По свидетельству немецкого ученого, доктора Зигфрида Пассарге, изучавшего язык бушменов в конце прошлого века, один старик бушмен утверждал, что понимает язык обезьян-бабуинов, которому научился, наблюдая за обезьянами и подражая им.
Примитивность и простота языка бушменов совсем не говорят за то, что их умственные способности ограниченны. У бушменов целая сокровищница мифов и легенд, часто по-настоящему поэтических и философских. Они могут выражать на своем языке довольно сложные мысли. Старый бушмен из племени кунг так ответил на вопрос о своем возрасте:
— Я так же молод, как самое прекрасное желание в моем сердце, и так же стар, как все несбывшиеся мечты моей жизни…
Существуют три группы бушменов, языки которых различаются примерно так же, как французский и испанский: бушмены племени хейкум — их осталось всего несколько человек в восточной части территории Овамбо; бушмены племени ауэн — их очень мало, и все они живут в отдельном поселении на юге Калахари; весьма многочисленны бушмены племени кунг, расселившиеся на северо-западе и в центре Калахари, к которым мы и приехали. Их раса считается самой чистой, хотя даже у них можно проследить признаки смешения с банту.

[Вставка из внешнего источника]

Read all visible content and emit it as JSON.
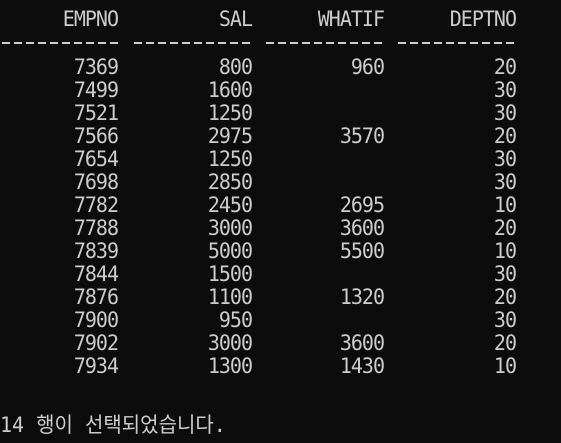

Сколько же всего осталось бушменов? В течение многих лет на этот вопрос не могли ответить, но многочисленные экспедиции, организованные правительством за последние годы, дали наконец достаточно точный ответ. Доктор Филипп Тобиаш в 1956 году выяснил, что в Юго-Западной Африке около двадцати тысяч бушменов, половина которых ведет такой же первобытный образ жизни, как и в древние времена. Почти все двадцать тысяч — это бушмены племени кунг. В протекторате Бечуаналенд, как полагают, есть еще тридцать тысяч бушменов, около половины которых живут родовыми общинами, охотясь и занимаясь сбором пищи. Большая часть второй половины зарабатывает на жизнь, периодически нанимаясь на фермы европейцев или в хозяйства африканцев племени банту, которые населяют окраинные районы пустыни Калахари. Наконец, несколько тысяч первобытных бушменов живет в Анголе.
Выводы доктора Тобиаша, опубликованные Международным институтом Африки, вызвали сенсацию среди антропологов, изучающих бушменов, так как до тех пор считалось, что в мире осталось не больше нескольких тысяч бушменов и что эта раса вымирает. Как оказалось, маленькие бушмены нашли надежное убежище в пустыне Калахари.
В противоположность негроидным племенам, бушмены, как и коренные жители Австралии, живут семьями. У них нет вождей племен. Как правило, от двух до восьми семей живут вместе. Количество членов такой группы зависит от того, сколько человек может прокормиться в районе поселения. Каждая группа строго соблюдает границы своей охотничьей зоны, причем из-за них никогда не возникает недоразумений. Физически мир бушменов ограничен рамками охотничьих зон. Они знают очень мало о соседних группах, даже если берут жен оттуда, и очень редко посещают друг друга. Каждая группа представляет собой совершенно самостоятельную маленькую общину. «Официального» вождя в общине нет, но есть признаваемый всеми глава, к которому обращаются за советом по важным делам. Обычно глава — это самый опытный охотник с природным даром руководителя, но без особых привилегий или власти; кроме того, иногда он одновременно и лекарь поселения.